Manolete, written by Wayne Shorter, is another story. Underlying the tune is a full tilt groove. But the tune itself features a through composed rubato melody, played by Wayne Shorter’s keening tenor. The contrast between the two is almost unbearably tense. The band here is incredible. Miroslav Vitous on bass makes all sorts of completely counter-intuitive note choices on bass, which fit only in retrospect, and serve to increase the tension even more. Zawinul’s keyboard accompaniment is gorgeous, whether he’s contributing crystalline acoustic piano arpeggios in the upper register or convoluted synthesizer Escher sketches that begin and end nowhere. Halfway through the tune, the percussion becomes even more insistent, and Miroslav introduces a bass ostinato. Shorter repeats the melody, this time interpolating improvisations at opportune moments. All of this leads inexorably to an ecstatic cry by Shorter that echoes Miroslav’s bass ostinato. An amazing tune.

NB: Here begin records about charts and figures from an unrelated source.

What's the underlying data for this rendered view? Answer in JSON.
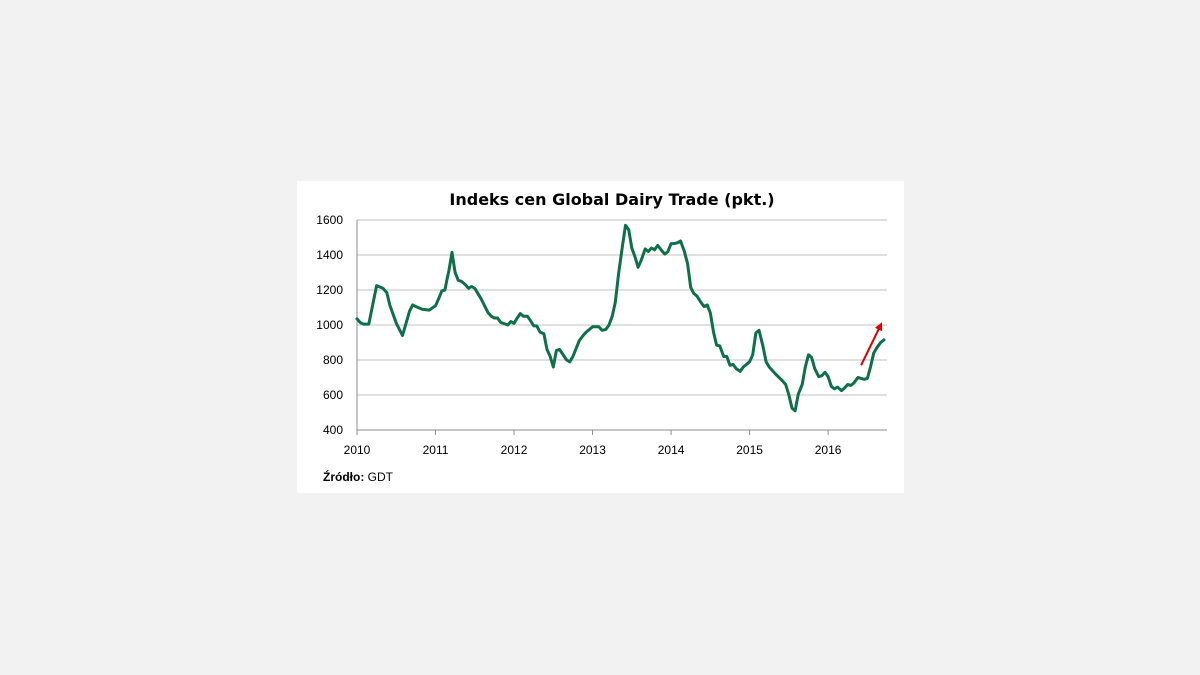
{
  "chart_data": {
    "type": "line",
    "title": "Indeks cen Global Dairy Trade (pkt.)",
    "xlabel": "",
    "ylabel": "",
    "xlim": [
      2010,
      2016.75
    ],
    "ylim": [
      400,
      1600
    ],
    "y_ticks": [
      400,
      600,
      800,
      1000,
      1200,
      1400,
      1600
    ],
    "x_ticks": [
      2010,
      2011,
      2012,
      2013,
      2014,
      2015,
      2016
    ],
    "x_tick_labels": [
      "2010",
      "2011",
      "2012",
      "2013",
      "2014",
      "2015",
      "2016"
    ],
    "grid": true,
    "legend": "none",
    "colors": {
      "line": "#0e7048",
      "arrow": "#e00000",
      "grid": "#c0c0c0"
    },
    "annotation": {
      "type": "arrow",
      "from": [
        2016.42,
        770
      ],
      "to": [
        2016.67,
        1000
      ]
    },
    "series": [
      {
        "x": [
          2010.0,
          2010.04,
          2010.08,
          2010.15,
          2010.25,
          2010.33,
          2010.38,
          2010.42,
          2010.5,
          2010.58,
          2010.67,
          2010.71,
          2010.75,
          2010.83,
          2010.92,
          2011.0,
          2011.05,
          2011.08,
          2011.12,
          2011.15,
          2011.17,
          2011.21,
          2011.25,
          2011.29,
          2011.33,
          2011.38,
          2011.42,
          2011.46,
          2011.5,
          2011.58,
          2011.67,
          2011.71,
          2011.75,
          2011.79,
          2011.83,
          2011.92,
          2011.96,
          2012.0,
          2012.04,
          2012.08,
          2012.12,
          2012.17,
          2012.21,
          2012.25,
          2012.29,
          2012.33,
          2012.38,
          2012.42,
          2012.46,
          2012.5,
          2012.54,
          2012.58,
          2012.67,
          2012.71,
          2012.75,
          2012.83,
          2012.88,
          2012.92,
          2013.0,
          2013.08,
          2013.12,
          2013.17,
          2013.21,
          2013.25,
          2013.29,
          2013.33,
          2013.38,
          2013.42,
          2013.46,
          2013.5,
          2013.54,
          2013.58,
          2013.62,
          2013.67,
          2013.71,
          2013.75,
          2013.79,
          2013.83,
          2013.88,
          2013.92,
          2013.96,
          2014.0,
          2014.04,
          2014.08,
          2014.12,
          2014.17,
          2014.21,
          2014.25,
          2014.29,
          2014.33,
          2014.38,
          2014.42,
          2014.46,
          2014.5,
          2014.54,
          2014.58,
          2014.62,
          2014.67,
          2014.71,
          2014.75,
          2014.79,
          2014.83,
          2014.88,
          2014.92,
          2014.96,
          2015.0,
          2015.04,
          2015.08,
          2015.12,
          2015.17,
          2015.21,
          2015.25,
          2015.33,
          2015.42,
          2015.46,
          2015.5,
          2015.54,
          2015.58,
          2015.62,
          2015.67,
          2015.71,
          2015.75,
          2015.79,
          2015.83,
          2015.88,
          2015.92,
          2015.96,
          2016.0,
          2016.04,
          2016.08,
          2016.12,
          2016.17,
          2016.21,
          2016.25,
          2016.29,
          2016.33,
          2016.38,
          2016.42,
          2016.46,
          2016.5,
          2016.54,
          2016.58,
          2016.62,
          2016.67,
          2016.71
        ],
        "y": [
          1035,
          1015,
          1005,
          1005,
          1225,
          1210,
          1185,
          1110,
          1010,
          940,
          1080,
          1115,
          1105,
          1090,
          1085,
          1110,
          1160,
          1195,
          1200,
          1270,
          1310,
          1415,
          1300,
          1255,
          1250,
          1230,
          1210,
          1220,
          1210,
          1150,
          1070,
          1050,
          1040,
          1040,
          1015,
          1000,
          1020,
          1010,
          1040,
          1065,
          1050,
          1050,
          1025,
          995,
          995,
          960,
          950,
          860,
          820,
          760,
          855,
          860,
          800,
          790,
          820,
          910,
          940,
          960,
          990,
          990,
          970,
          975,
          1000,
          1050,
          1130,
          1290,
          1450,
          1570,
          1545,
          1440,
          1390,
          1330,
          1370,
          1435,
          1420,
          1440,
          1430,
          1455,
          1425,
          1405,
          1420,
          1465,
          1465,
          1470,
          1480,
          1420,
          1350,
          1215,
          1180,
          1165,
          1130,
          1105,
          1115,
          1070,
          960,
          885,
          880,
          820,
          820,
          770,
          775,
          750,
          735,
          760,
          775,
          790,
          830,
          955,
          970,
          880,
          790,
          760,
          720,
          680,
          660,
          600,
          525,
          510,
          605,
          660,
          760,
          830,
          815,
          750,
          705,
          710,
          730,
          705,
          650,
          635,
          645,
          625,
          640,
          660,
          655,
          670,
          700,
          695,
          690,
          695,
          760,
          840,
          870,
          900,
          915
        ]
      }
    ]
  },
  "source": {
    "label": "Źródło:",
    "value": "GDT"
  }
}
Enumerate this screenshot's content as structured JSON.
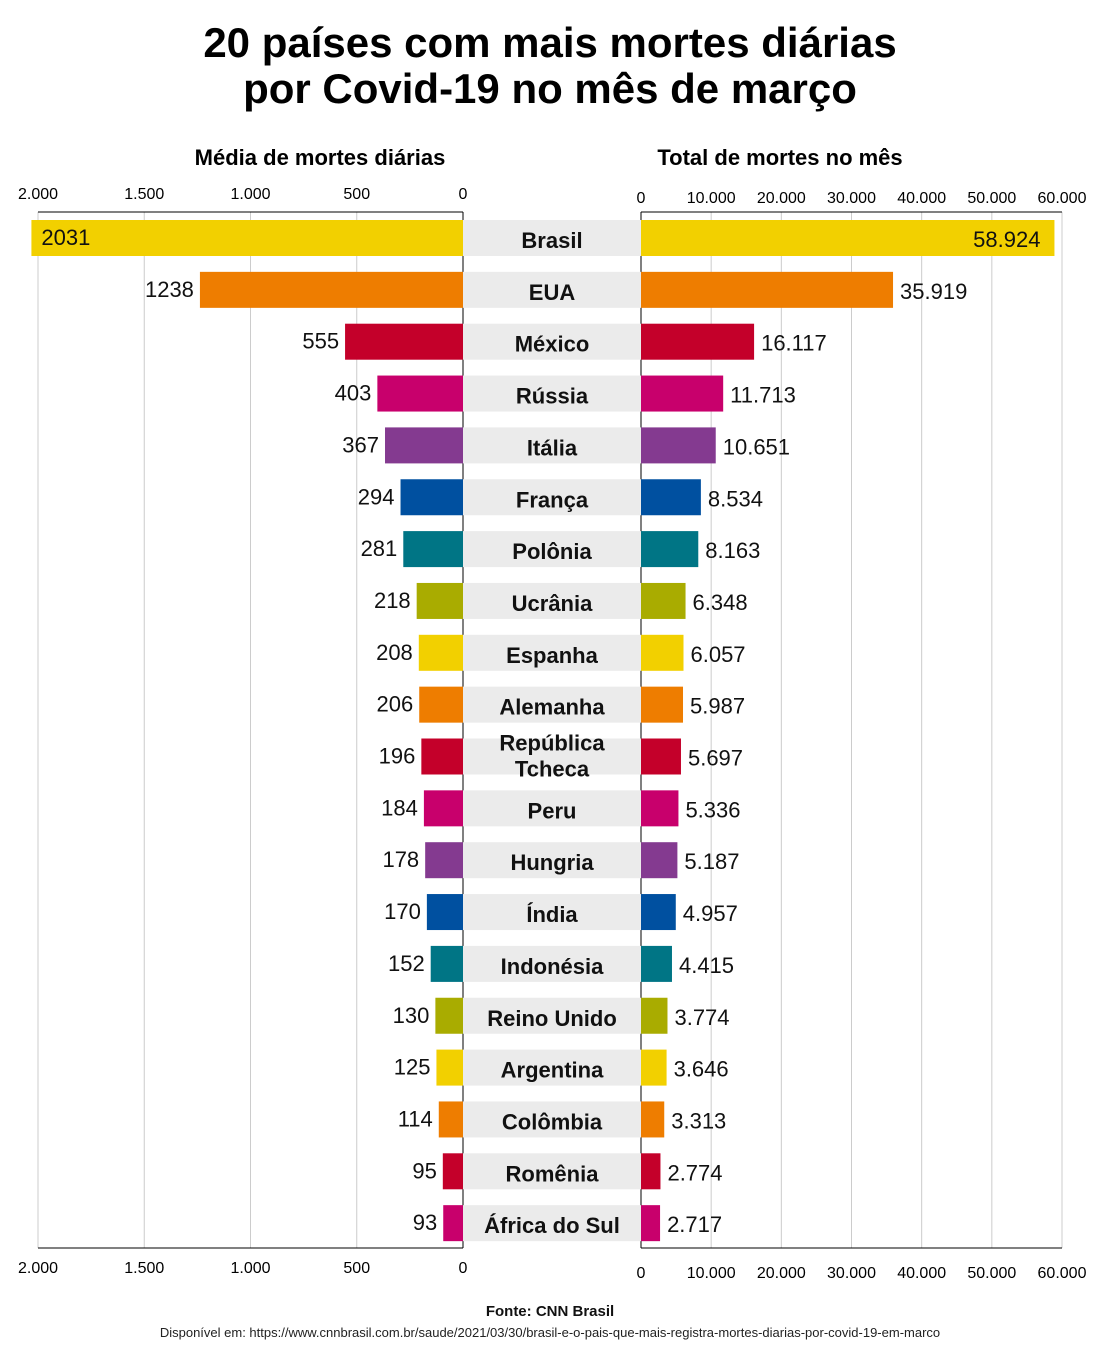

Adios is a tone poem by Zawinul that could have appeared on Weather Report’s first album, alongside Orange Lady.

We’re back again to one-chord grooves on 125th Street Congress. This time, Shorter has a little more fun, letting loose an a number of inspired riffs. I enjoyed his tone, too, which has been fed through some kind of electronics that give it an agreeable edge. Zawinul sprinkles electric piano pixie dust around. It’s one of those tunes that you zone out to, just reveling in the atmosphere and groove.

Will, by Miroslav Vitous, is fairly inconsequential, the weakest tune in the set. It’s another rubato melody over a one chord groove, this time doubled by Miroslav’s bass and Shorter’s tenor. Zawinul is content to outline a chord behind them. Miroslav doodles around the melody. It’s pleasant enough, and that’s about it.

Non-Stop Home, Miroslav’s other contribution to the album, is much stronger. It starts out with yet another driving, insistent groove, with Zawinul working up some atmospherics via what sounds like a ring modulator. Then Miroslav kicks in with a funk bass groove. It sounds for a minute or so like we’re in for a straight-up groove tune, but no — Non-Stop Home is another exercise in tension, with a rubato melody played over frenetic drumming and percussion. The strategy that worked so brilliantly on Manolete isn’t as successful here. The conflation of the gospel tinged rubato theme and the frantic percussion seems almost willfully perverse. But then again, I kind of like perversity.

Sweetnighter ends up being a collision of two styles, between what Weather Report had been and what it would be in the future. Zawinul hadn’t yet figured out how to make it all work, so Sweetnighter is a like a peek at the creative process. But that’s far from being it’s sole value. To me, Sweetnighter is beautiful in it’s own right: awkward, passionate, and fearless.